Fuse #8

Sunday, June 18, 2006

Review of the 48-Hour Book Challenge: Belle Prater's Boy


I am, by profession, a children’s librarian. My job consists of reading as many children’s books as I possibly can so that when someone walks up to my Reference Desk and says something along the lines of, “I need a picture book on ice cream for a seven-year-old, but nothing factual” (actual request), I can pull out the title they need without even blinking. The problem with this kind of job is that it requires that I somehow instinctively know all the hot books out there. All of ‘em.

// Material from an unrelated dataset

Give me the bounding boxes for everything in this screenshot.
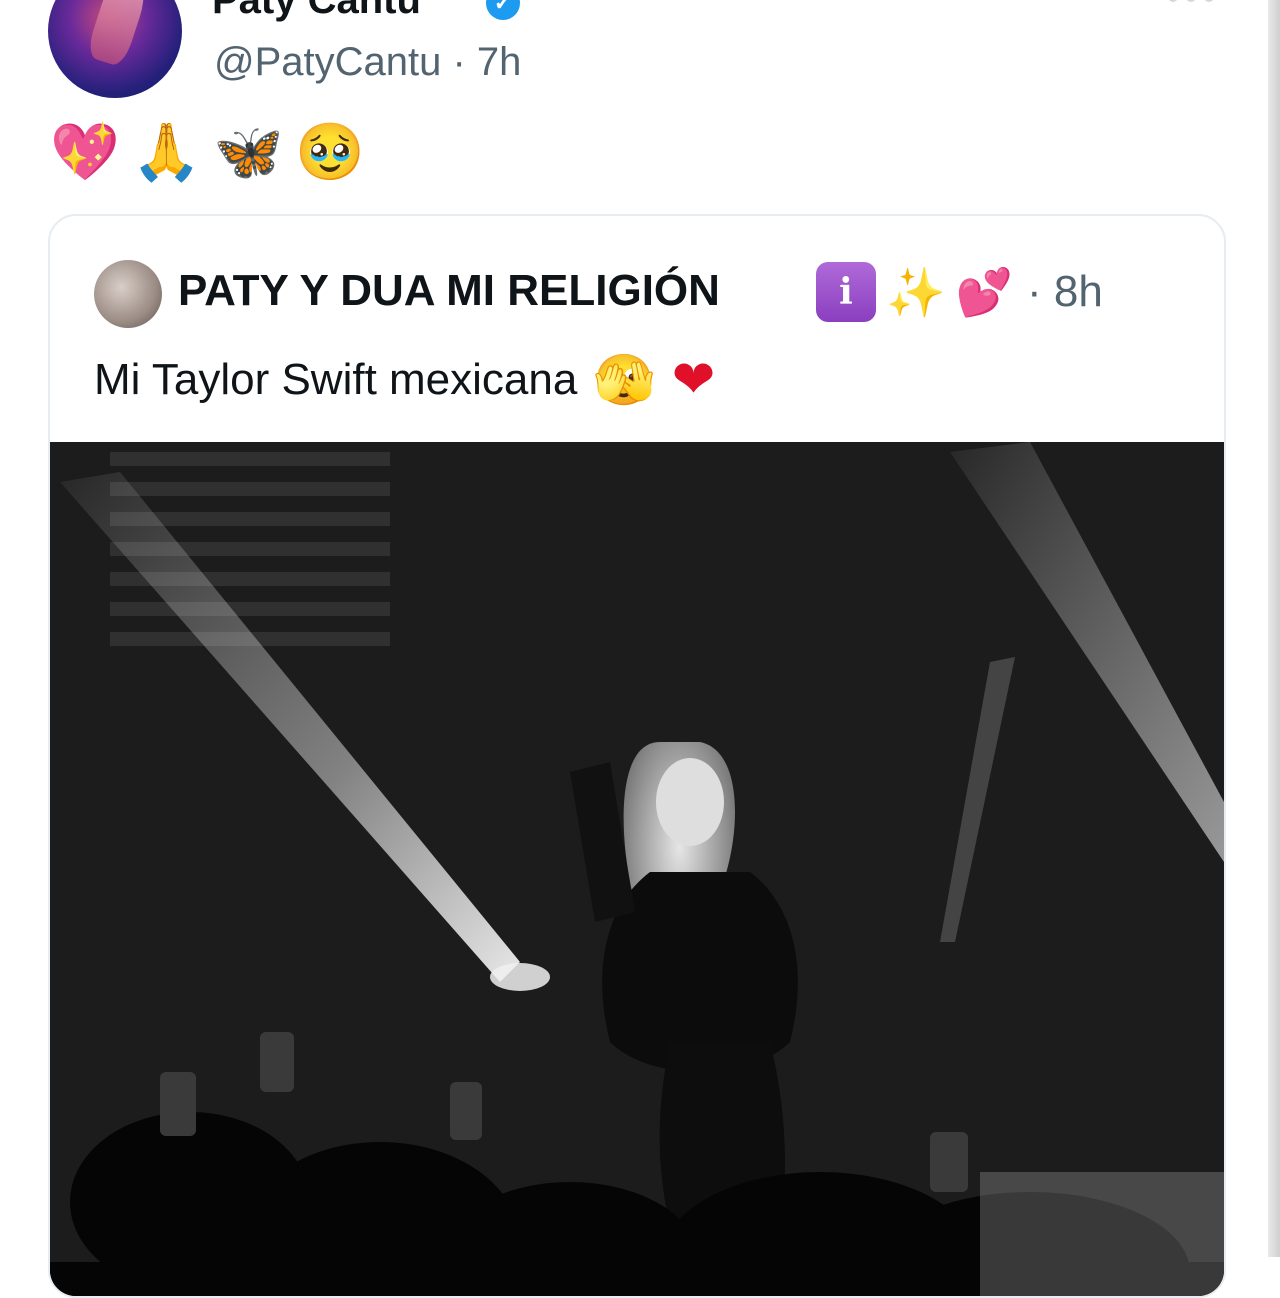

Fortunately, I currently work with four other incredibly knowledgeable children’s librarians. So when one of them collared me recently and informed me that having not read, “Belle Prater’s Boy” was akin to not acknowledging that the earth moves around the sun, I was intrigued. I’ve heard the sung praises of this book. I’ve listened to the rumors surrounding its existence but somehow I never made the time to actually sit down and read the puppy. Now I have. What I found was a beautiful book with a great deal of depth and imagination woven into its essential being. This is the book to hand the kids when their teachers have told them to do a report on a Newbery Medal or Honor winner. This is also the book to hand them when they get within two feet of your Reference Desk. It’s snag-a-child good.

Gypsy never knew her cousin Woodrow very well. Really, it wasn’t until his mother, Belle Prater, took a walk around midnight and never came home that Gypsy even knew to pay much attention to the boy. He wasn’t much to look at when he came to live with their grandparents either. Cross-eyed and wearing ragged hand-me-downs, Woodrow soon proves to his beautiful cousin that looks can be deceiving. Turns out, he’s a uniquely clever kid. Woodrow outwits bullies and befriends the friendless. He tells rip-roaring good stories and jokes and manages to help Gypsy as well. His lovely cousin is sick and tired of her beautiful golden hair and the fact that no one sees the girl beneath it. And as Gypsy unravels the mystery behind her father’s death, her family history, and Belle Prater’s disappearance, she learns that there is more to life than she ever could have imagined.

Some kids will be disappointed by the end of this book, I’m sure. After all, in some two-bit version of this tale, Belle Prater would probably come waltzing in the door in the last chapter and everything would be hunky-dory, peaches and cream. Author Ruth White proves to be subtler than this. In a way, the secret behind Belle’s vanishing is explained at the end of the story. And that secret doesn’t require Belle’s presence either. Far more interesting in many ways was how well White is able to show the shifting changing nature of friendship and love within a single family. Trust and love have to be earned in this tale. The multi-layered narrative does pretty well on its own, but then While is also able to add in some Richard Peckish moments of gleeful tricks and practical jokes. I’ve never seen a book fall so perfectly into the boys-AND-girls-will-read-it category. With its male focus and its female narrator, this is one of those very few books that boys and girls will read without lumping it into the boy book/girl book category.

In a way, this book also falls into the category of “summer stories” that have proven so popular with award committees as of late. You could definitely fit this in a slot alongside Jeanne Birdsall’s, “The Penderwicks”, as well as in the same category as Lynne Rae Perkins’, “Criss Cross”. The difference, however, is that “Belle Prater’s Boy” is both a summer tale and also a deeply interesting psychological teasing for young brains. If I were to name the Top 25 American Children’s Books Written In the Last 25 Years (not so big an "If"), you can bet your sweet bippy that “Belle Prater’s Boy” would be on that list. A must-read and a beautiful story. Worth holding onto, that one.

4 Comments:

At 11:05 PM , Blogger Saints and Spinners said...

This was my favorite of the Newbery Honor books chosen in 1997... (or was it the Moorchild?) Anyway, I'm trying to decide if I really want to read the sequel, The Search For Belle Prater. Its former working title was The Bus to Bluefield, and I was intrigued despite myself. For the first 6 years of my life, I grew up in a holler that was close to Bluefield. Can I resist?

Probably not. Still, I am leery of sequels at the same time that I am compelled to find out "what happened next." I like the way BPB ended, and I'm not sure that a sequel will do it justice.

Oh, who am I kidding? I just placed the book on hold.

 
At 11:17 AM , Blogger fusenumber8 said...

NO! NO NO NO! I have been warned by smart people never ever to read the sequel. Apparently it suffers to awful sequel fate that sometimes follows particularly good books. For the love of God, whatever you do, do NOT read the sequel! Oh, the humanity.

 
At 11:48 AM , Blogger Saints and Spinners said...

I have been forewarned! Thanks. But you do understand the temptation, don't you, of reading a book that takes place in a tiny, tiny town near where I started out my existence?

 
At 1:27 PM , Blogger fusenumber8 said...

Oh, definitely. If any children's author has the guts to set one in Kalamazoo I will be forever grateful.